Magnetotellurics (MT) is a geophysical passive technique for exploring geothermal reservoirs. It utilizes a broad spectrum of natural geomagnetic fields for electromagnetic induction in the Earth. This method is also preferred over DC-resistivity methods, particularly where the exploration of subsurface deep aquifers is considered. The role of MT method in the exploration of geothermal reservoirs is highlighted in this paper.
As a practical example, it focuses on the results of a recent MT study performed on a geothermal region in Iceland. Because it is crossed by the Mid-Atlantic Ridge and its associated rift and fault zones, Iceland is very active both tectonically and magmatically. In order to determine the deep structure between two neighboring geothermal fields: Hengill and Brennisteinsfjoll MT data were collected. one- and two- dimensional inversions of these data are done and the results are presented. In a good agreement with geological information, the two-dimensional inversion model declares a highly conductive Smectite-Zeolite zone followed by a less conductive Epidote-Chlorite zone. Also, a highly conductive deep zone is seen in the middle of the profile which is interpreted as a cooling partial melt representing the main heat source of the geothermal system.
Introduction: Geothermal resources are renewable source of heat and of economic interest. Geophysical exploration of geothermal fields using electromagnetic (EM) methods has received increased attention over the past few years. The electrically conductive water reservoir surrounded by a relatively resistive host is efficiently imaged using EM methods. In particular, because of its capability in the large-scale imaging of lateral conductivity variations and greater depth of investigation, Magnetotellurics (MT) is preferred over
other electromagnetic methods. The main focus of the paper presented here is one- and two- dimensional interpretation of the MT data over a geothermal field in South-West of Iceland.

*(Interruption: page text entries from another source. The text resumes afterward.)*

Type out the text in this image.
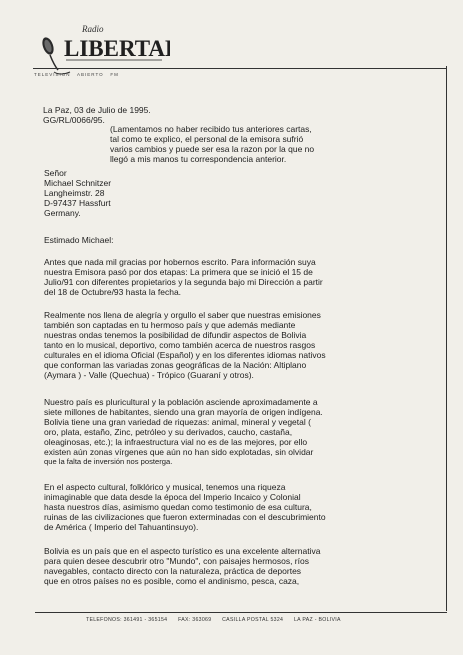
LIBERTAD
Radio
TELEVISION ABIERTO FM
La Paz, 03 de Julio de 1995.
GG/RL/0066/95.
(Lamentamos no haber recibido tus anteriores cartas,
tal como te explico, el personal de la emisora sufrió
varios cambios y puede ser esa la razon por la que no
llegó a mis manos tu correspondencia anterior.
Señor
Michael Schnitzer
Langheimstr. 28
D-97437 Hassfurt
Germany.
Estimado Michael:
Antes que nada mil gracias por hobernos escrito. Para información suya
nuestra Emisora pasó por dos etapas: La primera que se inició el 15 de
Julio/91 con diferentes propietarios y la segunda bajo mi Dirección a partir
del 18 de Octubre/93 hasta la fecha.
Realmente nos llena de alegría y orgullo el saber que nuestras emisiones
también son captadas en tu hermoso país y que además mediante
nuestras ondas tenemos la posibilidad de difundir aspectos de Bolivia
tanto en lo musical, deportivo, como también acerca de nuestros rasgos
culturales en el idioma Oficial (Español) y en los diferentes idiomas nativos
que conforman las variadas zonas geográficas de la Nación: Altiplano
(Aymara ) - Valle (Quechua) - Trópico (Guaraní y otros).
Nuestro país es pluricultural y la población asciende aproximadamente a
siete millones de habitantes, siendo una gran mayoría de origen indígena.
Bolivia tiene una gran variedad de riquezas: animal, mineral y vegetal (
oro, plata, estaño, Zinc, petróleo y su derivados, caucho, castaña,
oleaginosas, etc.); la infraestructura vial no es de las mejores, por ello
existen aún zonas vírgenes que aún no han sido explotadas, sin olvidar
que la falta de inversión nos posterga.
En el aspecto cultural, folklórico y musical, tenemos una riqueza
inimaginable que data desde la época del Imperio Incaico y Colonial
hasta nuestros días, asimismo quedan como testimonio de esa cultura,
ruinas de las civilizaciones que fueron exterminadas con el descubrimiento
de América ( Imperio del Tahuantinsuyo).
Bolivia es un país que en el aspecto turístico es una excelente alternativa
para quien desee descubrir otro "Mundo", con paisajes hermosos, ríos
navegables, contacto directo con la naturaleza, práctica de deportes
que en otros países no es posible, como el andinismo, pesca, caza,
TELEFONOS: 361491 - 365154 FAX: 363069 CASILLA POSTAL 5324 LA PAZ - BOLIVIA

Geothermal systems: Geothermal gradient and thermal conductivity of rocks are chief elements which cause the heat flow within the Earth crust. In addition, both conduction and convection processes occur within a geothermal field. Because of density differences caused by varying temperature, water moves within the reservoir by convection. Also, the conduction process gives a linkage between the magma body and permeable reservoir rocks (Barbier, 2002).Through four types of geothermal systems introduced in this paper, we focused on the hydrothermal system and discussed its two Water-dominated and Vapor dominated types.
Geological settings: The Icelandic crust is mostly of volcanic origin, with both intrusive and extrusive rocks (mainly oceanic-type flood basalts, tuffs, hyaloclastites and some acidic rocks) that were erupted under rift conditions (S?mundsson, 1979). The main geological features and distribution of geothermal systems are shown in Fig 1. As it is shown in Fig 1. geothermal fields occur in regions of young volcanism and along active plate boundaries. Because the abundant geothermal systems in Iceland are the results of volcanic activities, two basic models of alteration associated with volcanic geothermal systems: Acid sulfate and Adularia sericite are also presented (Fig 2).
MT Data acquisition: In September 2000, an MT survey was carried out at 21 sites along a 12 km line in southwest Iceland (Fig 1). The MT profile is almost perpendicular to the axis of the active tectonics and volcanism, and in correspondence of the high-temperature systems of the Hengill volcanic complex and the Brennisteinsfjoll geothermal area.
Inversion and Interpretation: 1D inversion of determinant impedance data and 2D inversion of joint TE- and TM- mode data are performed. As it is shown by the 1D inversion results in Fig 5-a, a top resistive layer with a resistivity value greater than 100 ohm-m changes to a conductive structure of about 10 ohm-m. Also, a transition into a more resistive zone is seen at about 1.2 km depth. This resistive unit with a thickness of 2 km changes into a conductive structure at a depth of 4 km. As for the 2D inversion results, a resistive layer (>400 ohm-m) is recognized at the top (Fig. 6-b). The second layer is very conductive (<10 ohm-m), and shows a variable thickness along the 2D section, passing from a few hundred meters at Site 20 to about 1800 m at Site 03. Below this conductor there is an increase in resistivity with depth along the whole profile. The southern part of the profile is characterized by a high resistivity (?1000 ohm-m) basement, whereas in the middle of the profile the top conductive layer (<10 ohm-m) is followed by a resistive layer (30–100 ohm-m), which in turn is overlying a very conductive structure (<5 ohm-m). The very resistive layer at the top can be interpreted as the porous basalt layer near the surface. At about 400 m depth, the conductive layer, showing variable thickness along the profile, is most naturally interpreted as the smectite–zeolite zone. The less conductive zone below this conductor is interpreted as the chlorite-epidote mineralization zone. Considering the characteristics of the neovolcanic zone in Iceland, this conductive bulk (<5 ohm-m) located at the middle of the profile, can be interpreted as either partial melt or a porous region with hot ionized fluids located on top of a magmatic heat source. Since this conductive structure is located where the Hengill fissure swarm intercepts the profile, it is most naturally interpreted as magmatic intrusions acting as a heat source for the geothermal system.